About ARGA
The Australian Reference Genome Atlas (ARGA) is an indexing service for aggregating, discovering, filtering and accessing complex life science data. ARGA is an NCRIS-enabled platform powered by the Atlas of Living Australia (ALA), in collaboration with Bioplatforms Australia and the Australian BioCommons, with investment from the Australian Research Data Commons (ARDC).
Project Summary
For plants, animals, microbiota and other species endemic or relevant to Australia, the Australian Reference Genome Atlas (ARGA) locates and aggregates genomic data, including:
- reference genome assemblies
- genome annotations
- population and variant sets
- DNA barcodes
- coding and non-coding DNA sequences
- raw genomics data
At this time, ARGA is focused on indexing genetics and genomics data types from a range of publicly available data sources. Into the future, ARGA looks to incorporate other ‘omics data sources, including metabolomics, transcriptomics and microbiomes.
Discover
data from reputed and comprehensive sources
Search
using purpose-built filters for ecotype and phenotype
Curate
custom datasets tailored for applied questions
Export
seamlessly to bioinformatics platforms for analysis
ARGA utilises the existing research infrastructure capabilities of the Atlas of Living Australia, incorporating contextual metadata, such as taxonomic descriptors, species occurrence records, and ecotype layering to enable researchers to filter and search the indexed genomics data.
ARGA is building new functional group filtering capabilities, which provide researchers with the flexibility to browse records based on biochemical or phenomic characteristics derived by biological research communities. Data are also integrated with phenotypic and morphological trait data for key taxonomic groups, enabling the assembly of reconciled datasets and the evaluation of species throughout time and space. Compiled datasets can be packaged and transported to online analysis environments such as Galaxy Australia for analysis using inbuilt semi-automated and automated pipelines, or custom user-defined analyses.
Project Timeline
ARGA will be purpose-built for researchers and end-users. The timeline from project initiation to the full release of a fit-for-purpose and fully-searchable data portal is planned to take approximately two (2) years.
We are engaging the life sciences community and other data end-users to understand how they currently find and obtain genomics data from online sources. This understanding will inform how we build ARGA. At the completion of the ARGA project phase, we anticipate that our sustainable platform will emerge as an authoritative, reputed, FAIR and trusted service for Australian researchers to discover, filter, interrogate and access complex life science data.
Joint Statement
The Australian Reference Genome Atlas (ARGA) is an NCRIS-enabled platform powered by the Atlas of Living Australia (ALA), in collaboration with Bioplatforms Australia and the Australian BioCommons, with investment from the Australian Research Data Commons (ARDC) (https://doi.org/10.47486/DC011). ARGA integrates data sourced from a number of international repositories, including NCBI GenBank, EMBL-ENA and Bioplatforms Australia.
Acknowledging ARGA
Please use the following statement when publishing your research:
This research was supported by the use of the Australian Reference Genome Atlas (ARGA), an NCRIS-enabled platform powered by the Atlas of Living Australia (ALA), in collaboration with Bioplatforms Australia and the Australian BioCommons, and supported by the Australian Research Data Commons (ARDC).
Partners and Funders
Partners
Bioplatforms Australia is a non-profit organisation that supports Australian life science research by investing in genomics, proteomics, metabolomics and bioinformatics infrastructure and expertise. It is enabled by NCRIS.

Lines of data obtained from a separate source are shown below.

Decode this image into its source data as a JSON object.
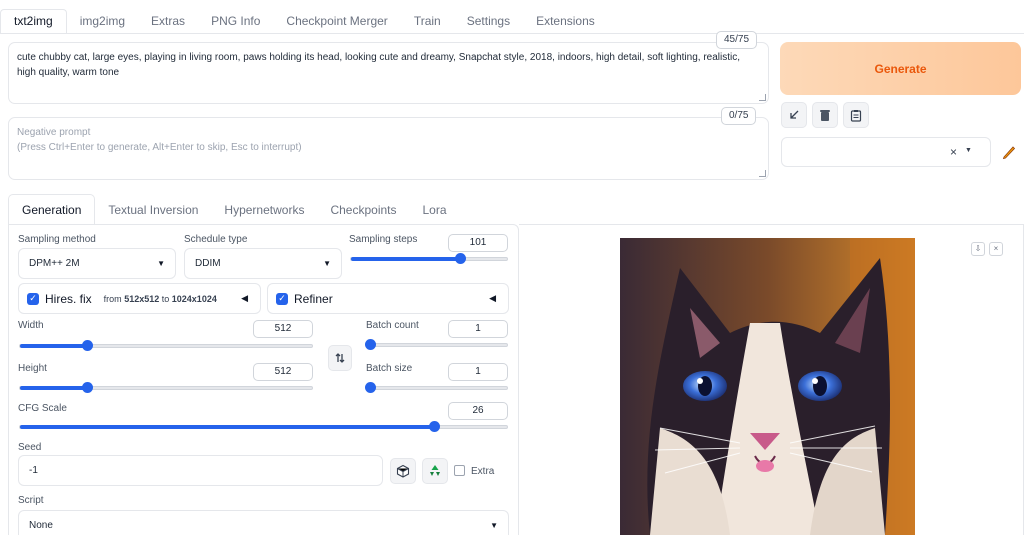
{
  "tabs": [
    "txt2img",
    "img2img",
    "Extras",
    "PNG Info",
    "Checkpoint Merger",
    "Train",
    "Settings",
    "Extensions"
  ],
  "prompt": {
    "value": "cute chubby cat, large eyes, playing in living room, paws holding its head, looking cute and dreamy, Snapchat style, 2018, indoors, high detail, soft lighting, realistic, high quality, warm tone",
    "counter": "45/75"
  },
  "negative_prompt": {
    "placeholder_line1": "Negative prompt",
    "placeholder_line2": "(Press Ctrl+Enter to generate, Alt+Enter to skip, Esc to interrupt)",
    "counter": "0/75"
  },
  "generate_label": "Generate",
  "styles_clear": "×",
  "subtabs": [
    "Generation",
    "Textual Inversion",
    "Hypernetworks",
    "Checkpoints",
    "Lora"
  ],
  "sampling_method": {
    "label": "Sampling method",
    "value": "DPM++ 2M"
  },
  "schedule_type": {
    "label": "Schedule type",
    "value": "DDIM"
  },
  "sampling_steps": {
    "label": "Sampling steps",
    "value": "101",
    "fraction": 0.7
  },
  "hires": {
    "label": "Hires. fix",
    "from_prefix": "from",
    "from_value": "512x512",
    "to_prefix": "to",
    "to_value": "1024x1024"
  },
  "refiner": {
    "label": "Refiner"
  },
  "width": {
    "label": "Width",
    "value": "512",
    "fraction": 0.23
  },
  "height": {
    "label": "Height",
    "value": "512",
    "fraction": 0.23
  },
  "batch_count": {
    "label": "Batch count",
    "value": "1",
    "fraction": 0.0
  },
  "batch_size": {
    "label": "Batch size",
    "value": "1",
    "fraction": 0.0
  },
  "cfg_scale": {
    "label": "CFG Scale",
    "value": "26",
    "fraction": 0.85
  },
  "seed": {
    "label": "Seed",
    "value": "-1",
    "extra_label": "Extra"
  },
  "script": {
    "label": "Script",
    "value": "None"
  },
  "colors": {
    "accent": "#2563eb",
    "generate_text": "#ea580c"
  }
}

The Australian BioCommons provides a collaborative and distributed digital infrastructure and service capability for bioinformatics and bioscience research at a national scale. It is enabled by NCRIS via Bioplatforms Australia funding.
Funders
The ARDC facilitates partnerships to develop a coherent research environment that enables researchers to find, access, contribute to and effectively use services to maximise research quality and impact. The Australian Reference Genome Atlas project received investment (https://doi.org/10.47486/DC011) from the Australian Research Data Commons (ARDC). The ARDC is funded by the National Collaborative Research Infrastructure Strategy (NCRIS).
The Australian Government helps maintain Australia’s reputation as a global leader in world-class research by ensuring researchers have access to cutting-edge national research infrastructure supported through the National Collaborative Research Infrastructure Strategy (NCRIS) program. ARGA is enabled by NCRIS through the Atlas of Living Australia, Bioplatforms Australia and the Australian Research Data Commons.